Il recupero della “completezza” lilithiana nella neostregoneria passa ora attraverso lo sviluppo di cinque insegnamenti fondamentali, come sintetizzato ancora da Anya Kless:

conosci te stesso. Il neopaganesimo è un fenomeno “tentacolare”, cresce in maniera disordinata e abbraccia un’ampia gamma di realtà al punto da rendere impossibile conoscerne ogni sviluppo. Ciascun praticante può certo concentrarsi sulle “proprie” divinità, a patto però di studiare e approfondire tutti i loro aspetti per averne una conoscenza equilibrata, rispettosa e aperta.

autenticità. La ricerca di sé può portarci di fronte ad aspetti di noi stessi che preferiremmo non vedere, ma Lilith può aiutare in questi momenti a “scostare la pietra” e vedere la vita brulicare nella terra, a comprendere le “zone d’ombra” che teniamo nascoste nelle relazioni esterne, a rapportarci a noi stessi e agli altri con estrema onestà; e ancora: insegna ad accettare le diversità come parte del tutto, a discernere l’applicazione delle regole dalla razionalità che le ha determinate, a escogitare soluzioni alle crisi e ai fallimenti.

trasformazione. Nessun timore del cambiamento: la paura è una scusa, il nuovo è sempre un valore, una ricchezza e una conquista; Lilith distrugge, sovverte, “rovescia le torri”, ma in questo processo nulla viene perduto.

rabbia. È uno dei sentimenti più difficili da gestire in maniera costruttiva. Si fa esplodere oppure si ingoia, in entrambi i casi continuerà ad avere il controllo sulle azioni e le emozioni. Quale divinità legata alla rabbia per “giusti diritti”, Lilith può insegnare molto in questo campo: l’odio, il proprio e l’altrui, è un conflitto doloroso che va risolto e non respinto; l’obiettivo è trovare una soluzione fruttuosa, non dimostrare di avere ragione.

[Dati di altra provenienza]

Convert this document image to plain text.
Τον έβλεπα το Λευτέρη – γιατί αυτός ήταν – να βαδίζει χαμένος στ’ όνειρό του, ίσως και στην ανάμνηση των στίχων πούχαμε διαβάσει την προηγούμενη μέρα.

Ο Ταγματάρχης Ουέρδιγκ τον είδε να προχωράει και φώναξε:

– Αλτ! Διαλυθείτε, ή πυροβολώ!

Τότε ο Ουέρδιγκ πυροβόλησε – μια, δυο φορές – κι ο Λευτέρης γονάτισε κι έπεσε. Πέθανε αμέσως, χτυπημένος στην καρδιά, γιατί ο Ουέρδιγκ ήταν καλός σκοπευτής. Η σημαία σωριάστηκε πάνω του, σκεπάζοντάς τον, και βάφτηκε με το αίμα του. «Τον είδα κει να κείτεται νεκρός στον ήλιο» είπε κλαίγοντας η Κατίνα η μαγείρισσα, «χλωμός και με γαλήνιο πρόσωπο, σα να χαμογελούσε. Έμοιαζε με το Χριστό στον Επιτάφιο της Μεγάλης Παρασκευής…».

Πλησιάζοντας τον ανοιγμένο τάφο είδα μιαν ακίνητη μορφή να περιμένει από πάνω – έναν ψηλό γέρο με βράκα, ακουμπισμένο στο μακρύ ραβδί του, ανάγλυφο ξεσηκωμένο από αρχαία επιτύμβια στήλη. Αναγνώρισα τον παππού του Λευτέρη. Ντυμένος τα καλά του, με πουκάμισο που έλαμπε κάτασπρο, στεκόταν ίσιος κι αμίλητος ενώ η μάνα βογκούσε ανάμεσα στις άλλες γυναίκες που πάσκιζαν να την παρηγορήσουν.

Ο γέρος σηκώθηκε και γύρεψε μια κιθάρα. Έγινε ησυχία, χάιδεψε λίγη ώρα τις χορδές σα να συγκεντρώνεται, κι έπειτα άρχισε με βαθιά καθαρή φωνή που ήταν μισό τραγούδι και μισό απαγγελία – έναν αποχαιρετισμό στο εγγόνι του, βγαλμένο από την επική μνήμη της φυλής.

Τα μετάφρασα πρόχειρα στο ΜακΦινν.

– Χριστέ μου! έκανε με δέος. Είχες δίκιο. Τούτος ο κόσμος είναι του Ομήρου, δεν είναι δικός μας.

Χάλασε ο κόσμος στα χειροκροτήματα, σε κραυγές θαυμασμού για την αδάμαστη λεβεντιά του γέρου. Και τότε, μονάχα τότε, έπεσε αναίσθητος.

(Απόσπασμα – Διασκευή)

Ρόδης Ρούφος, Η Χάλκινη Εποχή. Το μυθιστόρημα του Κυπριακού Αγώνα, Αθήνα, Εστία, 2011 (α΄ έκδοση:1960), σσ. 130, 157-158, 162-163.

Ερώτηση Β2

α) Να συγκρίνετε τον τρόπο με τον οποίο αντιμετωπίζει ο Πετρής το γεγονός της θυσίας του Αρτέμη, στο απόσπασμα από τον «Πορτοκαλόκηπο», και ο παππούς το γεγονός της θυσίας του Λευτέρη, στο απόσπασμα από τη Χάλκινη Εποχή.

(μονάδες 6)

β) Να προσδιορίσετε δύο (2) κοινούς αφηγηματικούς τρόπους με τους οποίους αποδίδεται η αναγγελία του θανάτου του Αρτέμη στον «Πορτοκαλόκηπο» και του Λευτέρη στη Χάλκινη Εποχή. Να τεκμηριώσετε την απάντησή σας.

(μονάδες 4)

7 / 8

potere. Al pari della rabbia, è uno strumento difficile da utilizzare in maniera propria e corretta. Spesso abusato, il potere (magico) riguarda prima di tutto la responsabilità delle proprie azioni, in particolare nei confronti degli altri. Anche in questo caso Lilith può essere una valida alleata: ella “sussurra segreti proibiti” a chi le presta ascolto, è capace di trasportare fino agli albori del tempo aprendo spazi inimmaginabili, ma conosce e ama il genere umano e a chi le si affida, con l’aiuto della volontà, concederà sempre un riscatto.